My previous fold formed copper cuff was part of a small grouping that I worked on a few days ago, streamlining my efforts to maximize output.
The number of cuffs that I chose to work on was determined by the number of pieces I could fit on my solderite pads at my soldering/annealing workbench.
Once I had shaped the cuffs with the help of my bracelet mandrel, I cleaned the surfaces with a fine grit sanding block, revealing a fairly clean copper surface.
While I think this clean copper surface looks lovely, I appreciate the fact that metals will oxidize and maintaining this brightness is a real challenge.
Wax and/or lacquer can be used to protect a finish, and I am still in search of one that holds up to the effects of oxidation as well as exposure to oils and perspiration of the wearer.
Luckily, I like the patina of oxidized metal.
I like the warmth and richness, and I like how surface textures can be perceived with greater dimension.
Many of my copper and sterling pieces get treated with liver of sulfur to immediately develop a patina.My new cuffs were put in a solution of liver of sulfur that had been dissolved in hot water.

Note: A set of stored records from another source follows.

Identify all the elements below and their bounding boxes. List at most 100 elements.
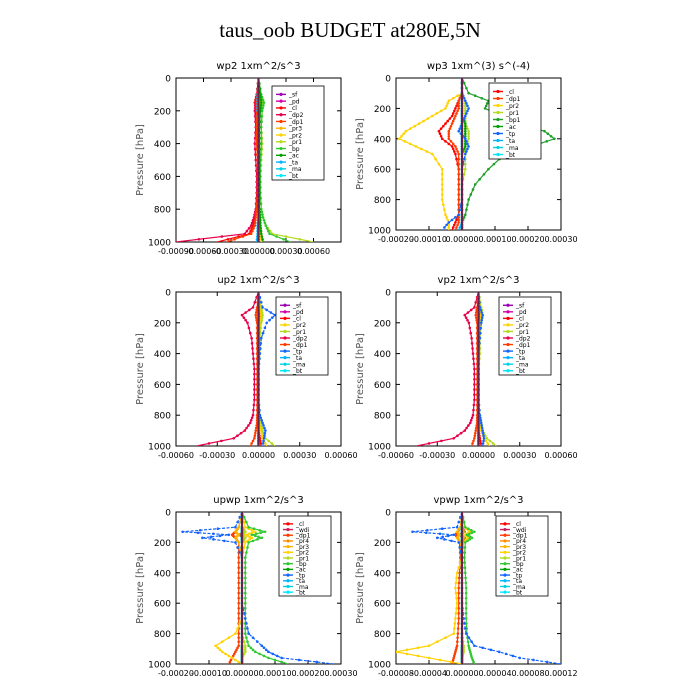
- legend-box: [498, 296, 552, 376]
- series-point-dp1: [237, 586, 240, 590]
- series-point-pr1: [464, 107, 467, 110]
- series-point-tp: [261, 306, 264, 309]
- series-point-ac: [259, 109, 262, 113]
- series-point-dp1: [447, 129, 451, 133]
- series-point-tp: [479, 308, 483, 312]
- legend-marker-ta: [496, 138, 500, 143]
- series-point-pr2: [444, 213, 447, 217]
- x-tick-label: 0.00008: [511, 669, 544, 678]
- legend-label: _pr1: [505, 110, 519, 117]
- series-point-pr2: [440, 193, 444, 196]
- series-point-cl: [259, 442, 263, 445]
- series-point-dp1: [456, 632, 460, 635]
- series-point-dp1: [253, 221, 257, 225]
- series-point-pr2: [453, 622, 457, 625]
- chart-panel-1: wp2 1xm^2/s^302004006008001000-0.00090-0…: [135, 61, 342, 256]
- x-tick-label: 0.00000: [242, 451, 275, 460]
- series-point-bp: [245, 551, 248, 554]
- legend-label: _cl: [292, 316, 301, 323]
- series-point-tp: [462, 117, 466, 120]
- series-point-tp: [201, 536, 204, 540]
- series-point-cl: [438, 132, 442, 136]
- series-group: [196, 292, 277, 446]
- legend-marker-ta: [286, 579, 290, 583]
- legend-label: _ta: [288, 159, 298, 166]
- series-point-dp1: [447, 132, 451, 136]
- series-point-bp1: [492, 162, 496, 166]
- legend-label: _ac: [288, 153, 299, 160]
- series-point-bp: [244, 606, 247, 610]
- series-point-tp: [465, 102, 468, 105]
- series-line-tp: [412, 512, 561, 664]
- series-point-tp: [489, 648, 493, 652]
- series-point-bp: [280, 660, 283, 664]
- series-point-bp: [463, 566, 467, 570]
- series-point-bp: [261, 216, 265, 219]
- series-point-tp: [443, 226, 446, 229]
- series-point-dp1: [237, 636, 240, 639]
- series-point-tp: [479, 326, 483, 330]
- legend-marker-pd: [506, 310, 510, 314]
- series-point-tp: [466, 109, 469, 113]
- series-point-pr2: [438, 658, 442, 662]
- series-point-bp: [244, 561, 247, 564]
- y-tick-label: 200: [374, 319, 391, 329]
- series-point-dp2: [253, 383, 256, 386]
- y-tick-label: 1000: [368, 443, 391, 453]
- series-point-pr2: [420, 147, 423, 151]
- legend-marker-dp1: [503, 533, 507, 537]
- series-point-dp2: [253, 377, 256, 381]
- legend-label: _pr2: [512, 550, 526, 557]
- series-point-dp2: [468, 421, 472, 425]
- series-point-pr2: [264, 442, 267, 445]
- series-point-dp1: [254, 316, 258, 319]
- series-point-bp: [467, 527, 470, 531]
- series-point-dp1: [449, 124, 453, 128]
- series-point-pr2: [457, 566, 461, 570]
- series-point-dp1: [254, 218, 257, 222]
- x-tick-label: 0.00030: [283, 451, 316, 460]
- legend-label: _ma: [288, 166, 302, 173]
- series-point-bp: [244, 586, 247, 590]
- series-point-tp: [458, 208, 462, 212]
- series-point-pr2: [452, 632, 456, 635]
- series-point-pr2: [236, 627, 239, 630]
- legend-label: _dp2: [292, 335, 308, 342]
- series-point-pr2: [416, 654, 420, 658]
- series-point-dp1: [237, 617, 240, 620]
- series-point-cl: [453, 223, 456, 227]
- series-point-tp: [263, 431, 267, 435]
- series-point-pr1: [261, 429, 264, 432]
- series-point-tp: [280, 656, 283, 660]
- series-point-pr1: [464, 104, 467, 108]
- series-point-dp1: [237, 576, 240, 580]
- series-point-dp2: [207, 442, 211, 445]
- series-point-dp2: [463, 429, 467, 432]
- series-point-cl: [447, 142, 451, 146]
- x-tick-label: 0.00012: [544, 669, 577, 678]
- series-point-pr2: [244, 525, 247, 529]
- series-point-tp: [497, 650, 501, 654]
- y-tick-label: 0: [385, 289, 391, 299]
- legend-marker-ma: [503, 584, 507, 589]
- series-point-tp: [480, 426, 484, 430]
- legend-label: _ac: [512, 567, 523, 574]
- series-point-pr2: [454, 581, 458, 585]
- legend-marker-bt: [506, 369, 510, 373]
- series-point-dp1: [237, 596, 240, 600]
- series-point-dp1: [253, 434, 257, 438]
- series-point-dp1: [457, 216, 461, 219]
- series-point-dp2: [473, 383, 476, 386]
- legend-label: _bt: [295, 589, 306, 596]
- series-point-tp: [462, 157, 466, 161]
- y-tick-label: 800: [154, 412, 171, 422]
- y-tick-label: 200: [154, 539, 171, 549]
- series-point-pr1: [484, 434, 487, 438]
- y-tick-label: 800: [374, 630, 391, 640]
- legend-label: _pr2: [515, 322, 529, 329]
- series-point-tp: [479, 321, 483, 325]
- series-point-dp2: [245, 229, 249, 233]
- series-point-cl: [259, 439, 262, 443]
- x-tick-label: 0.00000: [225, 669, 258, 678]
- series-point-pr1: [261, 313, 264, 317]
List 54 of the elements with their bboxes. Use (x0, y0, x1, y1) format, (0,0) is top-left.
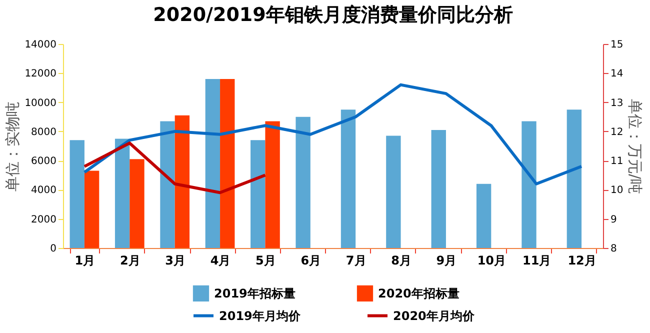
bar (386, 136, 401, 248)
x-tick-label: 1月 (74, 254, 96, 268)
y2-tick-label: 15 (610, 40, 624, 50)
x-tick-label: 10月 (477, 254, 506, 268)
bar (296, 116, 310, 248)
bar (250, 140, 266, 248)
y-tick-label: 12000 (24, 68, 56, 80)
y-tick-label: 6000 (31, 156, 56, 168)
bar (265, 121, 280, 248)
x-tick-label: 4月 (210, 254, 231, 268)
y2-tick-label: 13 (610, 98, 624, 109)
chart-title: 2020/2019年钼铁月度消费量价同比分析 (153, 4, 513, 26)
x-tick-label: 7月 (346, 254, 366, 268)
bar (114, 138, 130, 248)
y2-tick-label: 8 (610, 244, 617, 254)
x-tick-label: 5月 (256, 254, 276, 268)
y2-tick-label: 11 (610, 156, 624, 168)
y-tick-label: 0 (50, 244, 56, 254)
x-tick-label: 11月 (522, 254, 552, 268)
bar (174, 115, 190, 248)
x-tick-label: 9月 (436, 254, 457, 268)
bar (84, 170, 100, 248)
bar (205, 78, 220, 248)
x-tick-label: 12月 (568, 254, 596, 268)
y2-tick-label: 9 (610, 214, 617, 226)
bar (220, 78, 235, 248)
y-tick-label: 14000 (24, 40, 56, 50)
x-tick-label: 2月 (120, 254, 140, 268)
legend-label: 2019年月均价 (219, 308, 302, 323)
bar (130, 159, 144, 248)
legend-label: 2020年月均价 (393, 308, 476, 323)
bar (431, 130, 446, 248)
legend-label: 2019年招标量 (214, 286, 296, 300)
y-tick-label: 2000 (31, 214, 56, 226)
y2-axis-title: 单位：万元/吨 (626, 98, 644, 194)
y-axis-title: 单位：实物吨 (4, 102, 22, 192)
y2-tick-label: 12 (610, 126, 624, 138)
line-series (82, 83, 584, 186)
bar (476, 184, 492, 248)
bar (70, 140, 84, 248)
bar (340, 110, 356, 248)
x-tick-label: 3月 (165, 254, 186, 268)
line-series (82, 142, 267, 194)
legend-label: 2020年招标量 (378, 286, 460, 300)
x-tick-label: 6月 (300, 254, 322, 268)
x-tick-label: 8月 (391, 254, 412, 268)
y-tick-label: 8000 (31, 126, 56, 138)
y-tick-label: 4000 (31, 185, 56, 196)
bar (160, 121, 175, 248)
bar (566, 110, 582, 248)
y-tick-label: 10000 (24, 98, 56, 109)
y2-tick-label: 14 (610, 68, 624, 80)
bar (522, 121, 536, 248)
y2-tick-label: 10 (610, 185, 624, 196)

To develop the patina, each piece was dipped until darkened, removed and wiped with a soft cotton cloth and dipped again.
I repeated these steps four to five times for each cuff.
A light cleaning with a fine grit sand block highlighted the details, especially in this cuff.
The copper strip for this cuff was first milled with some dried flowers, leaving ghostly impressions.
As shown in the last posting, fold forming creases are nicely highlighted with the same sanding block.
I love the way the copper takes on the appearance of well worn leather as the patina develops.